On a broader scale, the more permissive legislation with these new civil liberties eventually energized Austrian scholars to engage in research dealing with such topics as individualism, self-responsibility, spontaneous orders or legal philosophy. Due to these fundamental new liberties, Vienna was set to gradually mature from its elegant imperial splendor with little intellectual stimuli into a culturally vibrating world-center. Eminent minds from the Empire’s provinces started to flock into Vienna and began to convert the academic institutions into intellectual hotbeds for all kinds of revolutionary ideas in almost all disciplines. By the end of the 19th century countless important and path breaking schools, circles or movements developed in Vienna: From the famous Vienna schools of Medicine, of Law, of Art, of Economics, to Sigmund Freud’s psychoanalysis, Schoenberg’s new music, Klimt’s art, the Philosophy of Wittgenstein, to the most powerful and influential Austro-Marxist movement under the leadership of Otto Bauer, a colleague of Ludwig von Mises.

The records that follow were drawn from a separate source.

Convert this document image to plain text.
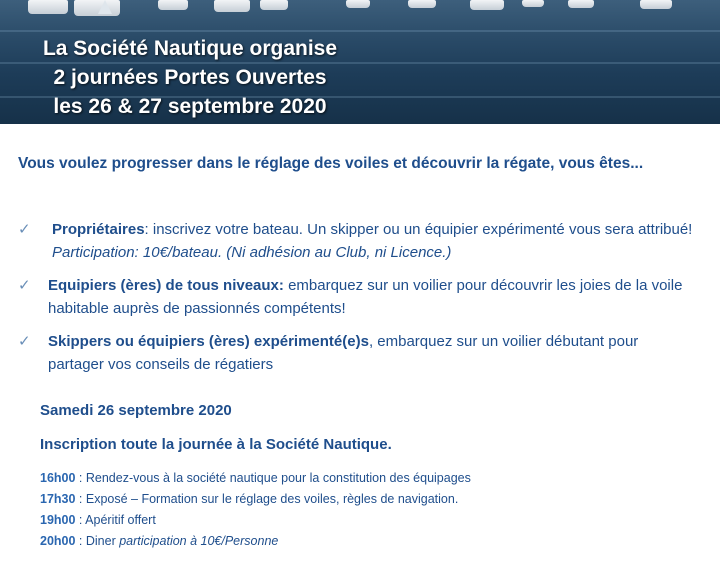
La Société Nautique organise
2 journées Portes Ouvertes
les 26 & 27 septembre 2020
Vous voulez progresser dans le réglage des voiles et découvrir la régate, vous êtes...
✓ Propriétaires: inscrivez votre bateau. Un skipper ou un équipier expérimenté vous sera attribué!  Participation: 10€/bateau. (Ni adhésion au Club, ni Licence.)
✓ Equipiers (ères) de tous niveaux: embarquez sur un voilier pour découvrir les joies de la voile habitable auprès de passionnés compétents!
✓ Skippers ou équipiers (ères) expérimenté(e)s, embarquez sur un voilier débutant pour partager vos conseils de régatiers
Samedi 26 septembre 2020
Inscription toute la journée à la Société Nautique.
16h00 : Rendez-vous à la société nautique pour la constitution des équipages
17h30 : Exposé – Formation sur le réglage des voiles, règles de navigation.
19h00 : Apéritif offert
20h00 : Diner participation à 10€/Personne
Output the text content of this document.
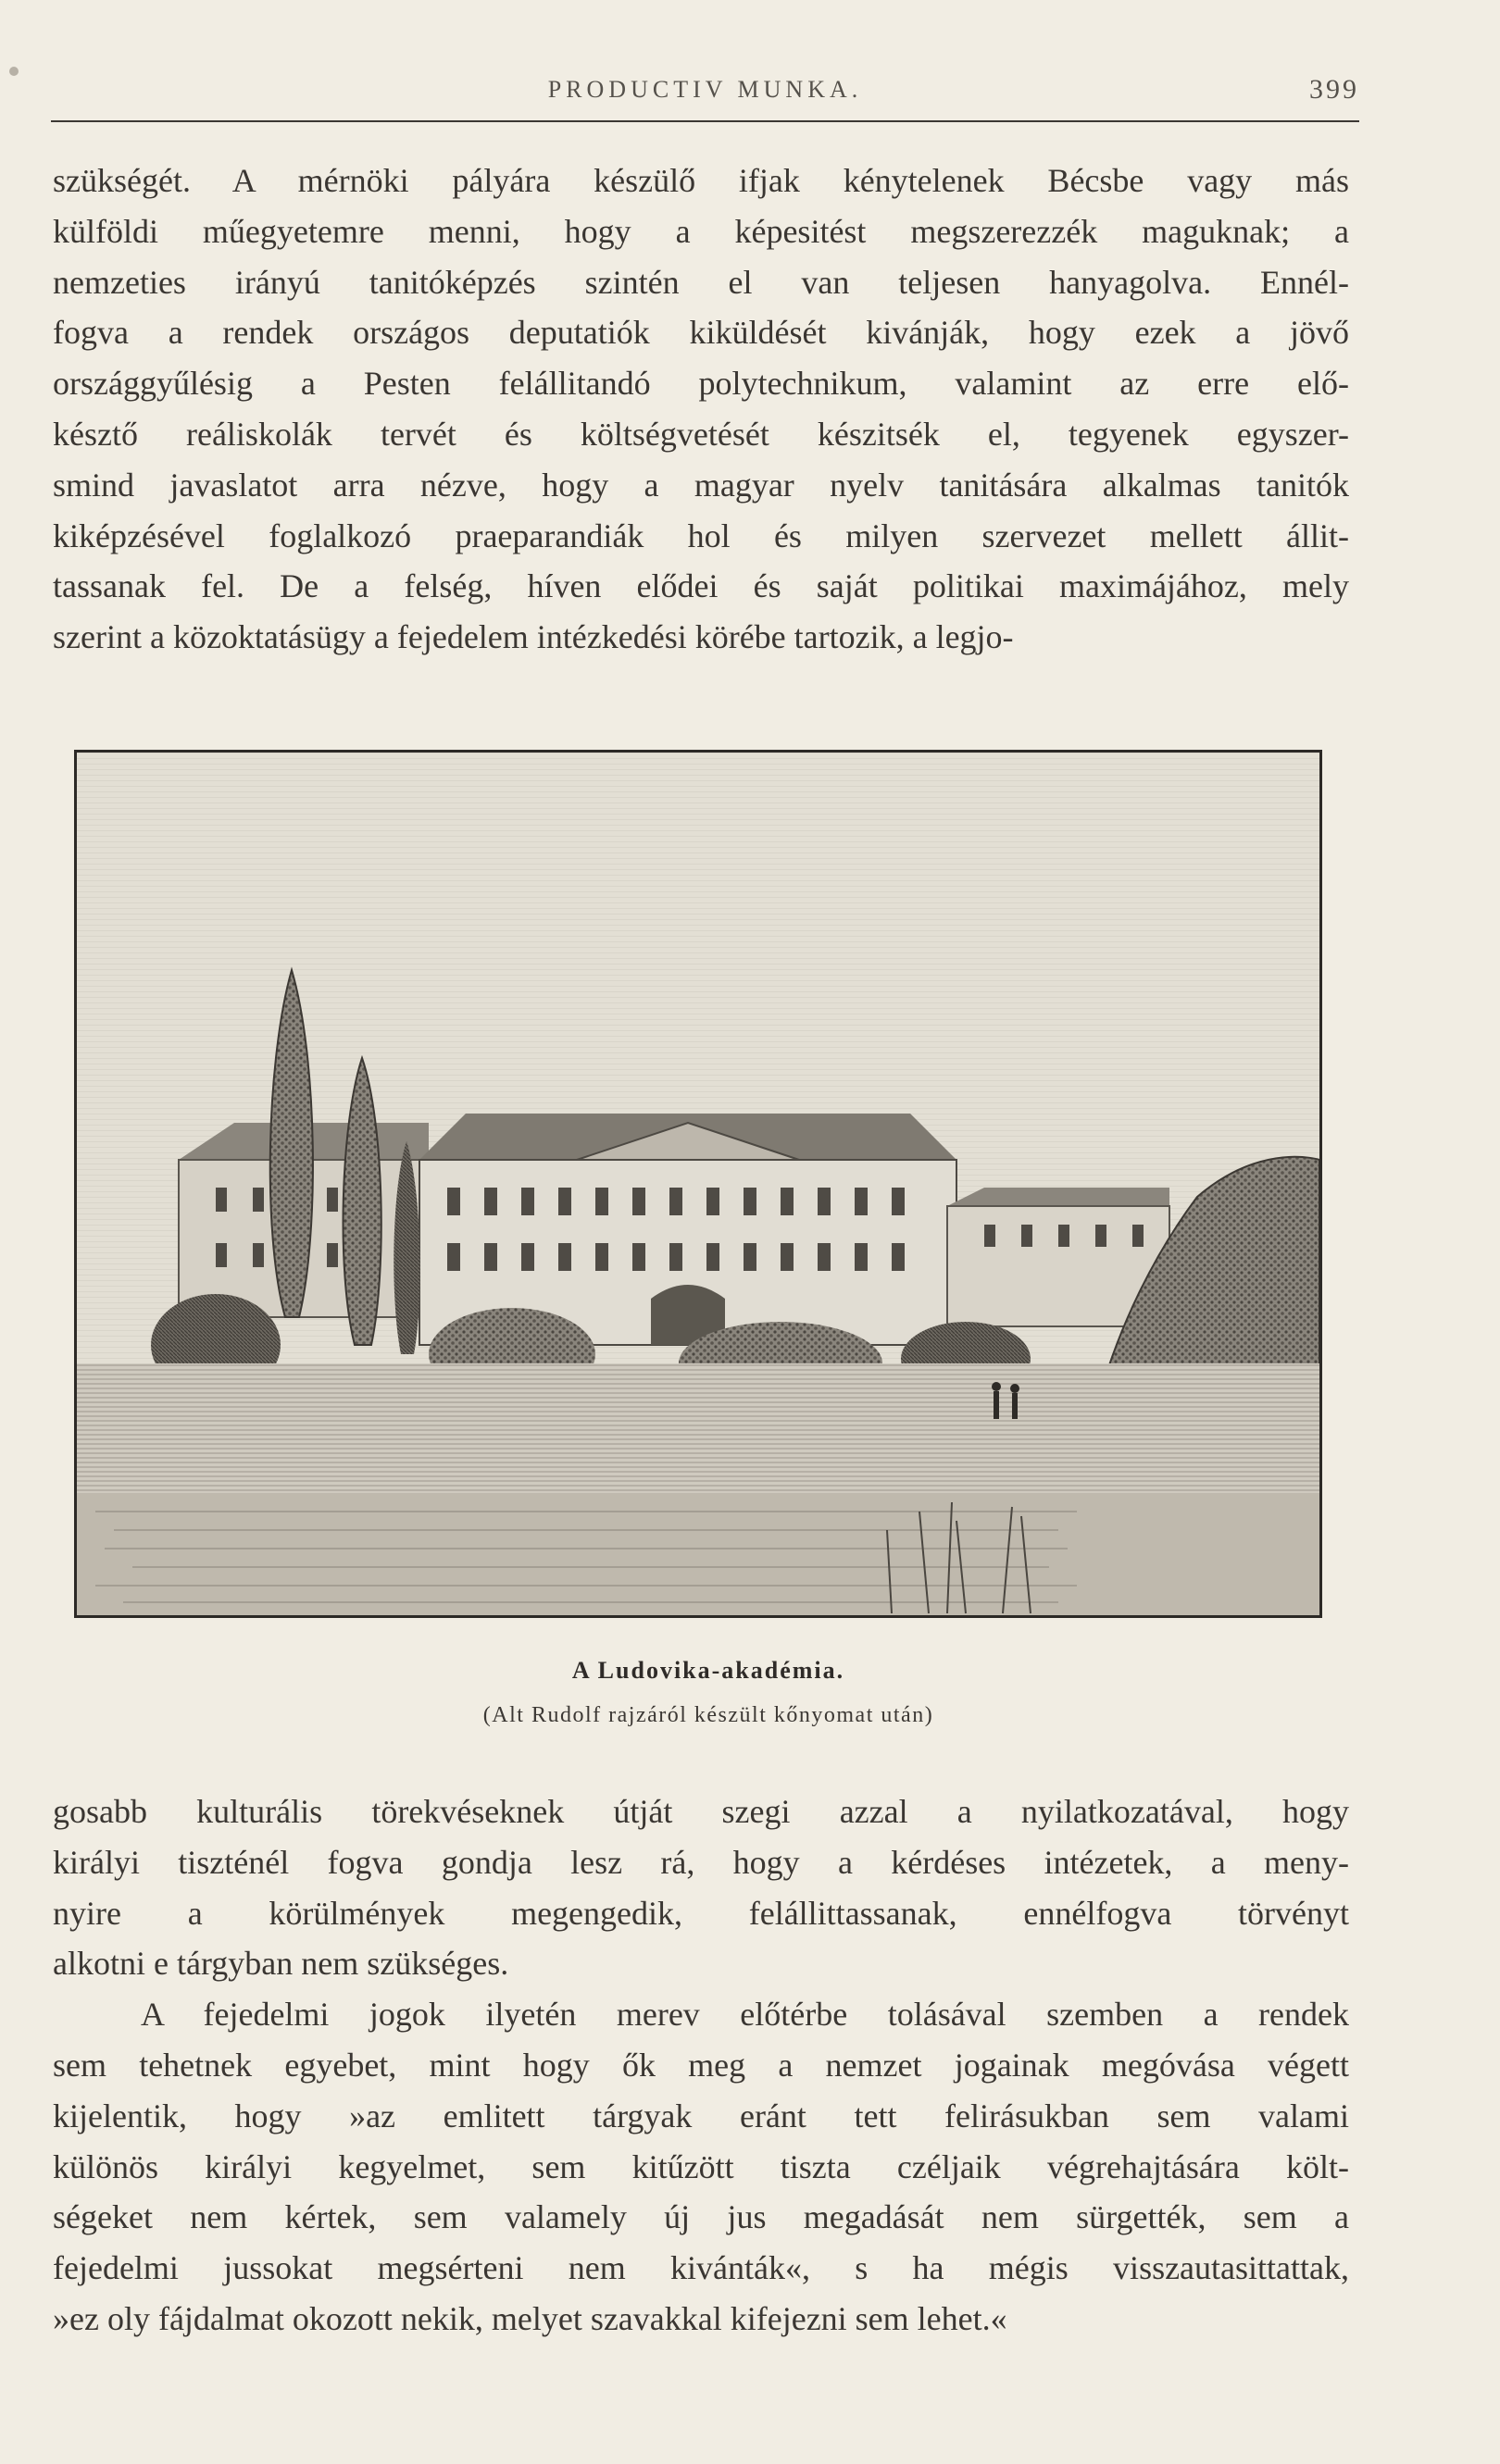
PRODUCTIV MUNKA.	399
szükségét. A mérnöki pályára készülő ifjak kénytelenek Bécsbe vagy más
külföldi műegyetemre menni, hogy a képesitést megszerezzék maguknak; a
nemzeties irányú tanitóképzés szintén el van teljesen hanyagolva. Ennél-
fogva a rendek országos deputatiók kiküldését kivánják, hogy ezek a jövő
országgyűlésig a Pesten felállitandó polytechnikum, valamint az erre elő-
késztő reáliskolák tervét és költségvetését készitsék el, tegyenek egyszer-
smind javaslatot arra nézve, hogy a magyar nyelv tanitására alkalmas tanitók
kiképzésével foglalkozó praeparandiák hol és milyen szervezet mellett állit-
tassanak fel. De a felség, híven elődei és saját politikai maximájához, mely
szerint a közoktatásügy a fejedelem intézkedési körébe tartozik, a legjo-
A Ludovika-akadémia.
(Alt Rudolf rajzáról készült kőnyomat után)
gosabb kulturális törekvéseknek útját szegi azzal a nyilatkozatával, hogy
királyi tiszténél fogva gondja lesz rá, hogy a kérdéses intézetek, a meny-
nyire a körülmények megengedik, felállittassanak, ennélfogva törvényt
alkotni e tárgyban nem szükséges.
A fejedelmi jogok ilyetén merev előtérbe tolásával szemben a rendek
sem tehetnek egyebet, mint hogy ők meg a nemzet jogainak megóvása végett
kijelentik, hogy »az emlitett tárgyak eránt tett felirásukban sem valami
különös királyi kegyelmet, sem kitűzött tiszta czéljaik végrehajtására költ-
ségeket nem kértek, sem valamely új jus megadását nem sürgették, sem a
fejedelmi jussokat megsérteni nem kivánták«, s ha mégis visszautasittattak,
»ez oly fájdalmat okozott nekik, melyet szavakkal kifejezni sem lehet.«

And yet, the question remains: How did it happen that in the Austro-Hungarian Monarchy where until the 1850s the intellectual climate was outright hostile to any individualistic philosophy, there suddenly appeared a Carl Menger and published in 1871 his stunning first book Principles of Economics that indeed revolutionized economic thinking? Without much external stimulation, or as J. A. Schumpeter put it, “as if from another world – inexplicable, without a cause”, Carl Menger started single-handedly to dislodge the established theories of economics and seriously challenged the methodology of the social sciences.

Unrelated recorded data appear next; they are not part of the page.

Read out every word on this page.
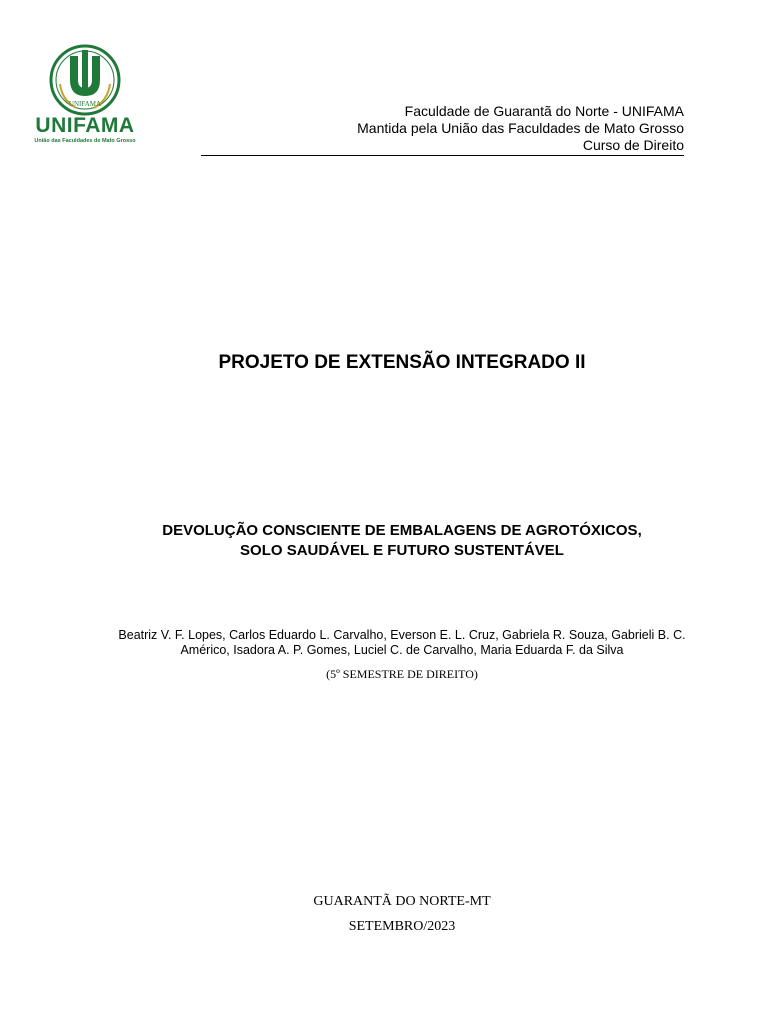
UNIFAMA
UNIFAMA
União das Faculdades de Mato Grosso
Faculdade de Guarantã do Norte - UNIFAMA
Mantida pela União das Faculdades de Mato Grosso
Curso de Direito
PROJETO DE EXTENSÃO INTEGRADO II
DEVOLUÇÃO CONSCIENTE DE EMBALAGENS DE AGROTÓXICOS,
SOLO SAUDÁVEL E FUTURO SUSTENTÁVEL
Beatriz V. F. Lopes, Carlos Eduardo L. Carvalho, Everson E. L. Cruz, Gabriela R. Souza, Gabrieli B. C. Américo, Isadora A. P. Gomes, Luciel C. de Carvalho, Maria Eduarda F. da Silva
(5º SEMESTRE DE DIREITO)
GUARANTÃ DO NORTE-MT
SETEMBRO/2023
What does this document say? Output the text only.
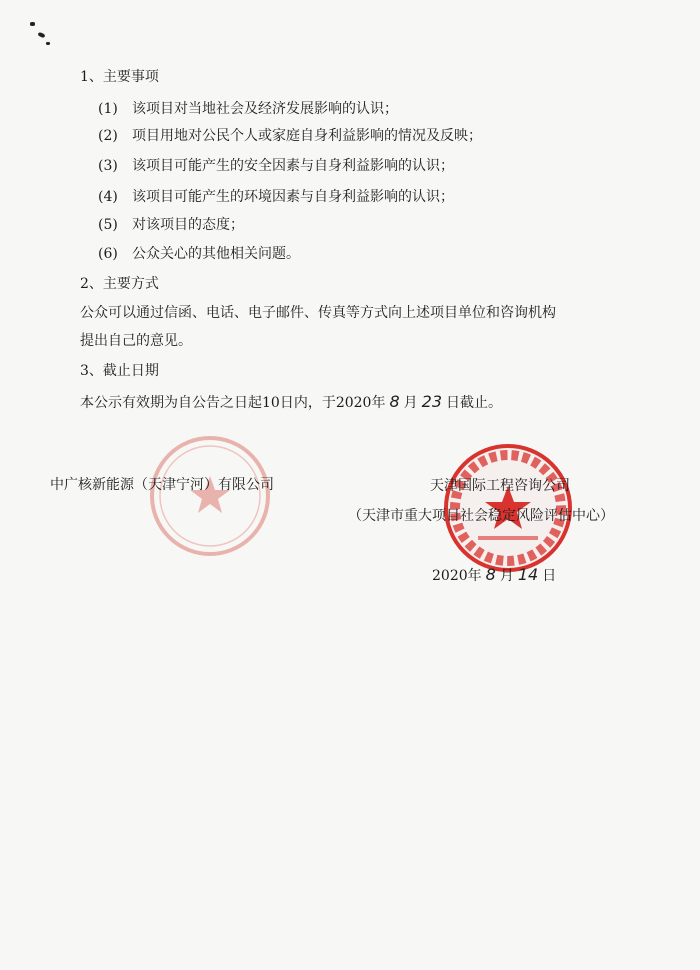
1、主要事项
(1) 该项目对当地社会及经济发展影响的认识；
(2) 项目用地对公民个人或家庭自身利益影响的情况及反映；
(3) 该项目可能产生的安全因素与自身利益影响的认识；
(4) 该项目可能产生的环境因素与自身利益影响的认识；
(5) 对该项目的态度；
(6) 公众关心的其他相关问题。
2、主要方式
公众可以通过信函、电话、电子邮件、传真等方式向上述项目单位和咨询机构
提出自己的意见。
3、截止日期
本公示有效期为自公告之日起10日内，于2020年 8 月 23 日截止。
中广核新能源（天津宁河）有限公司	天津国际工程咨询公司
（天津市重大项目社会稳定风险评估中心）
2020年 8 月 14 日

Moreover, how could it be that within merely 10 years and without much backing in public life, a sizeable group of dedicated students, lawyers, or administrators have formed a whole new school of thought, that seriously challenged all fields of the social sciences?
I should mention here that with the exception of students and professors, most proponents of individualism and free market based ideas paradoxically worked primarily as skilled bureaucrats in the huge centralized government of the monarchy. Given the nature of free markets itself this suggests that these bureaucrats were able to implement their radical cultural, political and economic ideas only in a somewhat concealed way.